The debut of the MM1 models comes just a few days following reports that Apple quietly acquired Canadian AI startup DarwinAI to deepen its AI push. The move, kept under wraps until now, underscores Apple’s commitment to advancing AI technologies, particularly as it prepares to release iOS 18 later this year.
What is MM1?
The MM1 model, known as “Multi-Modal 1,” shares similarities with other language models like GPT-4V and Gemini. Built upon the Large Language Model (LLM) architecture, MM1 underwent training using a diverse dataset comprising image-text pairs, interleaved image-text documents, and text-only data (with a distribution of 45% image-text pairs, 45% interleaved image-text documents, and 10% text-only data).
What sets MM1 apart is its unique ability to process both image recognition and natural language processing simultaneously, rendering it a versatile powerhouse capable of mastering a wide array of tasks with finesse. This versatility empowers it to handle a myriad of tasks such as generating image captions, answering image-based queries, and discerning connections between disparate pictures.

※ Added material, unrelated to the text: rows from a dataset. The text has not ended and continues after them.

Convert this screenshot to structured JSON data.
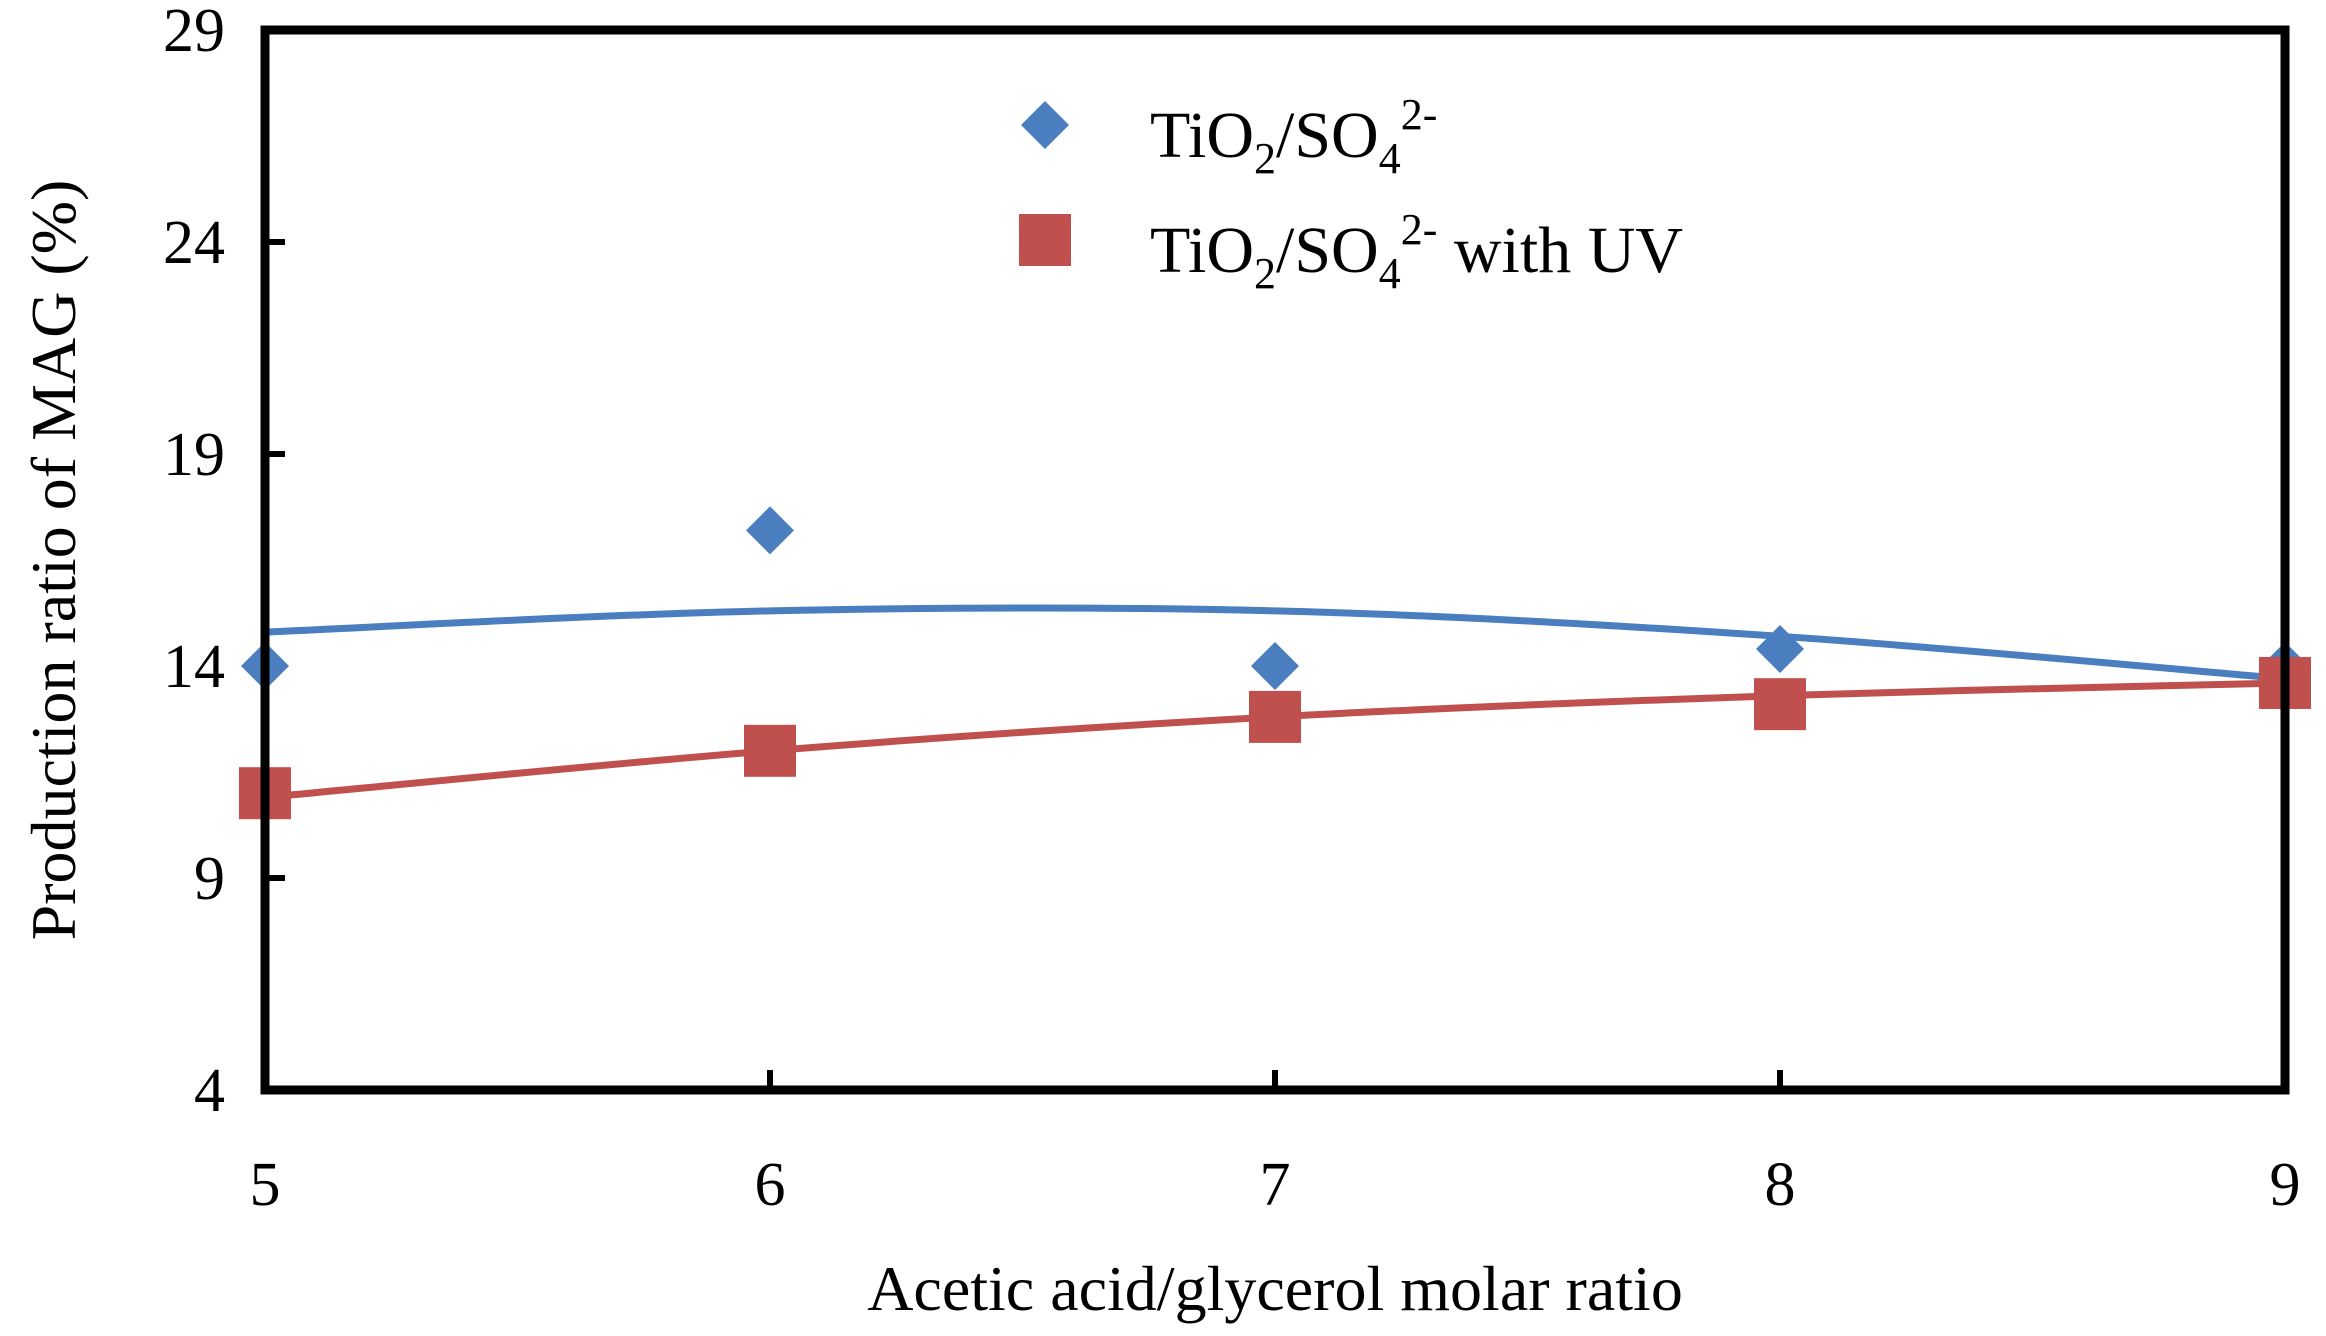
{
  "chart_data": {
    "type": "scatter",
    "title": "",
    "xlabel": "Acetic acid/glycerol molar ratio",
    "ylabel": "Production ratio of  MAG (%)",
    "xlim": [
      5,
      9
    ],
    "ylim": [
      4,
      29
    ],
    "xticks": [
      "5",
      "6",
      "7",
      "8",
      "9"
    ],
    "yticks": [
      "4",
      "9",
      "14",
      "19",
      "24",
      "29"
    ],
    "grid": false,
    "legend_position": "top-center",
    "series": [
      {
        "name": "TiO2/SO42-",
        "legend": {
          "base": "TiO",
          "sub1": "2",
          "mid": "/SO",
          "sub2": "4",
          "sup": "2-",
          "tail": ""
        },
        "marker": "diamond",
        "color": "#4a7ebf",
        "x": [
          5,
          6,
          7,
          8,
          9
        ],
        "y": [
          14.0,
          17.2,
          14.0,
          14.4,
          14.0
        ],
        "trend_y": [
          14.8,
          15.3,
          15.3,
          14.7,
          13.7
        ]
      },
      {
        "name": "TiO2/SO42- with UV",
        "legend": {
          "base": "TiO",
          "sub1": "2",
          "mid": "/SO",
          "sub2": "4",
          "sup": "2-",
          "tail": " with UV"
        },
        "marker": "square",
        "color": "#c0504d",
        "x": [
          5,
          6,
          7,
          8,
          9
        ],
        "y": [
          11.0,
          12.0,
          12.8,
          13.1,
          13.6
        ],
        "trend_y": [
          10.9,
          12.0,
          12.8,
          13.3,
          13.6
        ]
      }
    ]
  }
}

While Apple has remained tight-lipped about any forthcoming products, the implications of this research suggest that MM1 could seamlessly integrate into future devices. This could potentially revolutionize functionalities within Siri or enhance photo features on iPhones and iPads.

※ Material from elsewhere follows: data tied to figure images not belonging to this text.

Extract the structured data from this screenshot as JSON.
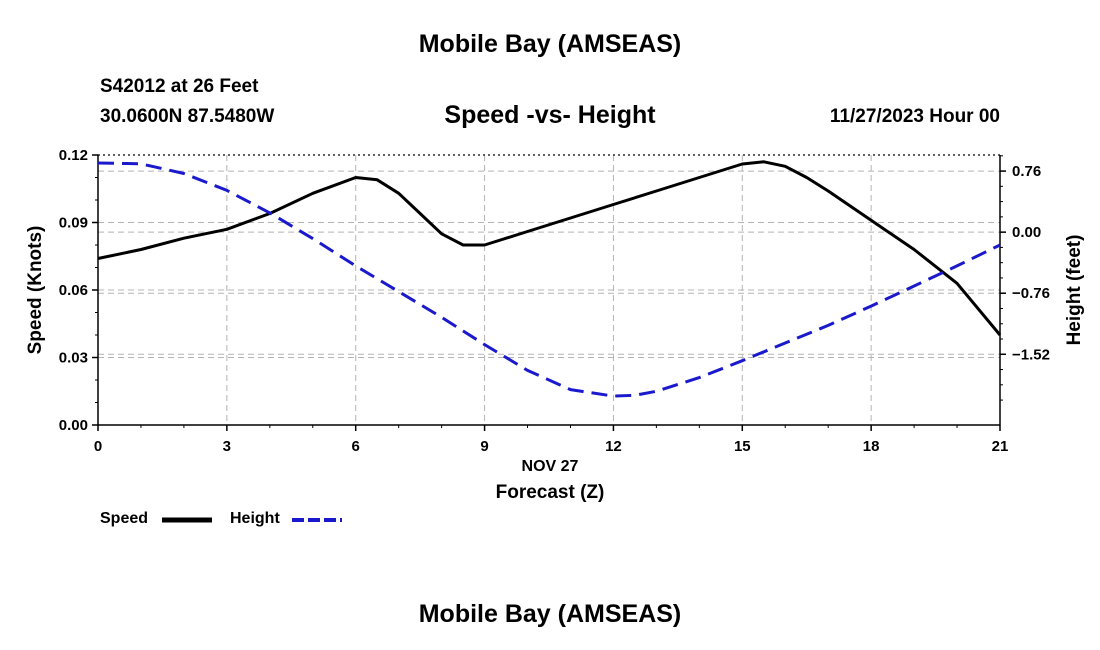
{
  "header": {
    "title": "Mobile Bay (AMSEAS)",
    "station": "S42012 at 26 Feet",
    "coords": "30.0600N  87.5480W",
    "subtitle": "Speed -vs- Height",
    "datetime": "11/27/2023 Hour 00"
  },
  "footer": {
    "title": "Mobile Bay (AMSEAS)"
  },
  "legend": {
    "speed_label": "Speed",
    "height_label": "Height"
  },
  "colors": {
    "speed": "#000000",
    "height": "#1a1acc",
    "grid": "#b4b4b4"
  },
  "chart_data": {
    "type": "line",
    "title": "Speed -vs- Height",
    "xlabel": "Forecast (Z)",
    "date_label": "NOV 27",
    "ylabel_left": "Speed (Knots)",
    "ylabel_right": "Height (feet)",
    "xlim": [
      0,
      21
    ],
    "x_ticks": [
      0,
      3,
      6,
      9,
      12,
      15,
      18,
      21
    ],
    "x_tick_labels": [
      "0",
      "3",
      "6",
      "9",
      "12",
      "15",
      "18",
      "21"
    ],
    "ylim_left": [
      0,
      0.12
    ],
    "y_ticks_left": [
      0,
      0.03,
      0.06,
      0.09,
      0.12
    ],
    "y_tick_labels_left": [
      "0.00",
      "0.03",
      "0.06",
      "0.09",
      "0.12"
    ],
    "ylim_right": [
      -2.4,
      0.96
    ],
    "y_ticks_right": [
      -1.52,
      -0.76,
      0.0,
      0.76
    ],
    "y_tick_labels_right": [
      "−1.52",
      "−0.76",
      "0.00",
      "0.76"
    ],
    "grid": true,
    "series": [
      {
        "name": "Speed",
        "axis": "left",
        "style": "solid",
        "x": [
          0,
          1,
          2,
          3,
          4,
          5,
          6,
          6.5,
          7,
          7.5,
          8,
          8.5,
          9,
          10,
          11,
          12,
          13,
          14,
          15,
          15.5,
          16,
          16.5,
          17,
          18,
          19,
          20,
          21
        ],
        "values": [
          0.074,
          0.078,
          0.083,
          0.087,
          0.094,
          0.103,
          0.11,
          0.109,
          0.103,
          0.094,
          0.085,
          0.08,
          0.08,
          0.086,
          0.092,
          0.098,
          0.104,
          0.11,
          0.116,
          0.117,
          0.115,
          0.11,
          0.104,
          0.091,
          0.078,
          0.063,
          0.04
        ]
      },
      {
        "name": "Height",
        "axis": "right",
        "style": "dashed",
        "x": [
          0,
          1,
          2,
          3,
          4,
          5,
          6,
          7,
          8,
          9,
          10,
          11,
          12,
          12.5,
          13,
          14,
          15,
          16,
          17,
          18,
          19,
          20,
          21
        ],
        "values": [
          0.86,
          0.85,
          0.73,
          0.52,
          0.24,
          -0.08,
          -0.42,
          -0.74,
          -1.06,
          -1.4,
          -1.72,
          -1.96,
          -2.04,
          -2.03,
          -1.98,
          -1.81,
          -1.6,
          -1.38,
          -1.16,
          -0.92,
          -0.67,
          -0.42,
          -0.16
        ]
      }
    ]
  }
}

The MM1 models underwent meticulous training on a curated blend of image captions, image-text amalgamations, and text-only datasets.
Of particular note is the performance of the largest 30B parameter model, which exhibited remarkable adeptness in learning from minimal examples and deducing insights across multiple images.

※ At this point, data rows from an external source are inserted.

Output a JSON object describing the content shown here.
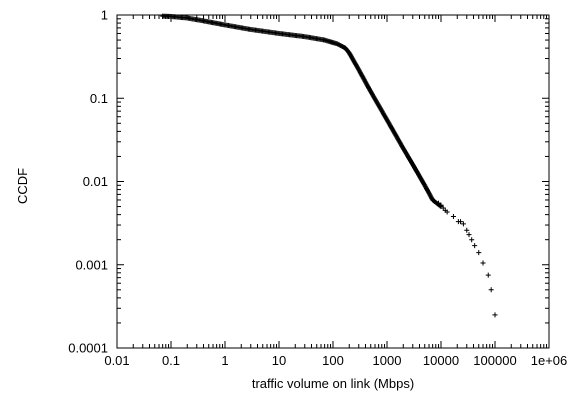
{
  "chart_data": {
    "type": "scatter",
    "title": "",
    "xlabel": "traffic volume on link (Mbps)",
    "ylabel": "CCDF",
    "xscale": "log",
    "yscale": "log",
    "xlim": [
      0.01,
      1000000
    ],
    "ylim": [
      0.0001,
      1
    ],
    "grid": false,
    "legend": "none",
    "marker": "+",
    "color": "#000000",
    "x_ticks": [
      {
        "value": 0.01,
        "label": "0.01"
      },
      {
        "value": 0.1,
        "label": "0.1"
      },
      {
        "value": 1,
        "label": "1"
      },
      {
        "value": 10,
        "label": "10"
      },
      {
        "value": 100,
        "label": "100"
      },
      {
        "value": 1000,
        "label": "1000"
      },
      {
        "value": 10000,
        "label": "10000"
      },
      {
        "value": 100000,
        "label": "100000"
      },
      {
        "value": 1000000,
        "label": "1e+06"
      }
    ],
    "y_ticks": [
      {
        "value": 0.0001,
        "label": "0.0001"
      },
      {
        "value": 0.001,
        "label": "0.001"
      },
      {
        "value": 0.01,
        "label": "0.01"
      },
      {
        "value": 0.1,
        "label": "0.1"
      },
      {
        "value": 1,
        "label": "1"
      }
    ],
    "curve": [
      [
        0.07,
        0.97
      ],
      [
        0.1,
        0.96
      ],
      [
        0.2,
        0.92
      ],
      [
        0.4,
        0.85
      ],
      [
        1,
        0.76
      ],
      [
        3,
        0.67
      ],
      [
        10,
        0.6
      ],
      [
        30,
        0.55
      ],
      [
        70,
        0.5
      ],
      [
        120,
        0.45
      ],
      [
        170,
        0.4
      ],
      [
        200,
        0.35
      ],
      [
        300,
        0.22
      ],
      [
        500,
        0.12
      ],
      [
        1000,
        0.055
      ],
      [
        2000,
        0.025
      ],
      [
        3000,
        0.016
      ],
      [
        5000,
        0.009
      ],
      [
        7000,
        0.006
      ],
      [
        10000,
        0.005
      ]
    ],
    "tail": [
      [
        9000,
        0.0055
      ],
      [
        10000,
        0.0052
      ],
      [
        11000,
        0.0048
      ],
      [
        12000,
        0.0045
      ],
      [
        13000,
        0.0043
      ],
      [
        17000,
        0.0038
      ],
      [
        21000,
        0.0033
      ],
      [
        23000,
        0.0033
      ],
      [
        26000,
        0.0031
      ],
      [
        30000,
        0.0026
      ],
      [
        33000,
        0.0023
      ],
      [
        37000,
        0.002
      ],
      [
        42000,
        0.0017
      ],
      [
        50000,
        0.0014
      ],
      [
        60000,
        0.00105
      ],
      [
        75000,
        0.00075
      ],
      [
        85000,
        0.0005
      ],
      [
        100000,
        0.00025
      ]
    ]
  }
}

Notably, the research underscored the pivotal role of scaling the model’s image-processing capabilities in enhancing its overall performance.
In terms of benchmarks, MM1 stands shoulder to shoulder with state-of-the-art multimodal models like GPT-4V and Gemini Pro. Apple’s departure from its customary veil of secrecy surrounding this model release marks a significant shift, heralding a triumph for the open-source community. With a robust model now officially unveiled, the question beckons: Is it finally time for Siri to step up its game?